JustVik · 1 month ago

How can I add a simple requirement "do not train Al on the source code of the program" to AGPLv3 or GPLv3 and thereby create a new license?

hendrik@palaver.p3x.de · edit-2 1 month ago

I mean I can also read your code, take inspiration from that and use it to write some proprietary software. I think that’s at least somewhat similar to what happens with AI. AI doesn’t reproduce the code verbatim, but instead learns from it and as far as I know nobody found it repeating large chunks of one specific software. So I’d say it’s like me reading copyrighted computer science books, learning programming that way and nowadays using my skill to code Free Software (or whatever).

I know this position is disputed. But I think there is some truth to it. At the same time it’s close to the tech companies’ rationale. It’s morally wrong that they get to profit from other peoples’ labor. And they’re definitely exploiting the situation that law and licences come from a time, where AI wasn’t an issue… But I’m really split on the topic. Ultimately we’d need some consensus on how to handle this. And some laws and regulation. And we don’t have that yet.

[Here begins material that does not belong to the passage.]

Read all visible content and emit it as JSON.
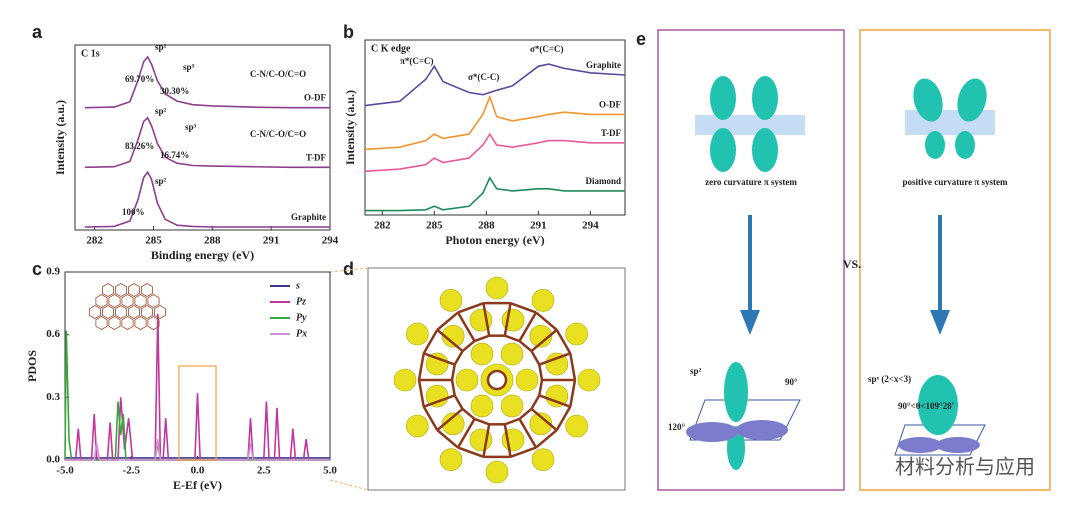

And I think it’s also similar to other companies profiting off of FLOSS projects. Like with Redis, MongoDB(?) and all the projects that shifted from open-source to source-available due to Amazon et al just taking things and making profit by selling it as a cloud service without ever contributing back. Is just a sad situation. And ultimately it harms me and everyone. Because I’m subject to the same license. And now I can’t use, modify and share some software anymore. These non-commercial clauses are difficult, too. Even if I just run a small Fediverse instance and collect donations, that could be construed as commercial. Or trying to make a living off of Free Software. And I think all of this drama is an even bigger problem than AI being trained on other people’s code. And it all cuts down on freedom. I mean for a legitimate reason… And I get it… Still the freedom gets lost.

JustVik · edit-2 1 month ago

Thank you very much for your reply. I support your opinion in a way that I am already inclined that a complete prohibition on the training of “AI” models on the source code of software is not a very good solution and is difficult to limit according to current laws. I hope somtimes someone smart will come up with some approaches to such problems.

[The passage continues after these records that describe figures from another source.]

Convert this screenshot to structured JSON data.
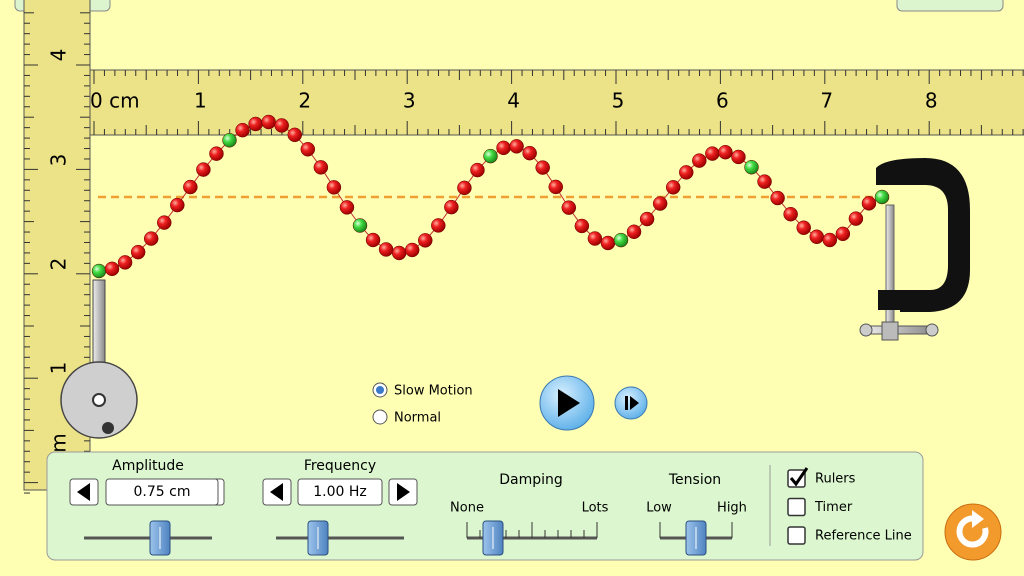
{
  "rulers": {
    "horizontal": [
      "0 cm",
      1,
      2,
      3,
      4,
      5,
      6,
      7,
      8
    ],
    "vertical": [
      4,
      3,
      2,
      1,
      "m"
    ]
  },
  "playback": {
    "slow_motion": "Slow Motion",
    "normal": "Normal"
  },
  "controls": {
    "amplitude": {
      "title": "Amplitude",
      "value": "0.75 cm"
    },
    "frequency": {
      "title": "Frequency",
      "value": "1.00 Hz"
    },
    "damping": {
      "title": "Damping",
      "min": "None",
      "max": "Lots"
    },
    "tension": {
      "title": "Tension",
      "min": "Low",
      "max": "High"
    },
    "checkboxes": [
      "Rulers",
      "Timer",
      "Reference Line"
    ]
  }
}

hendrik@palaver.p3x.de · edit-2 1 month ago

Indeed. I hope so. And we desperately need some clear regulations. Even the big AI companies struggle with the lack of clear rules. I can see how we need to go through quite some legal battles to settle some questions arising with the new technology. And that’s currently taking place. But it extends past that. Currently, companies are retreating from the European market. Due to a completely unmanageable situation. I’ve seen local language models (starting with Llama 3.2) being banned / not licensed within the EU. And that’s going to lead to all kinds of complications. Just because the EU can’t get some proper regulations out, and do it in time. That’ll leave technological progress behind in the EU, mess with companies. In effect also take away my freedom to run language model on my own hardware…

I hope they get that straight. And there is some demand… So maybe it’s happening sooner than later. But these are very difficult questions to answer. About AI safety, copyright, effect and impact on society and freedom… And I think a lot of these questions are difficult to tackle with licensing anyways. We definitely need laws governing if AI training is fair use. Or if generating a voice that sounds 70% like David Attenborough is alright to do.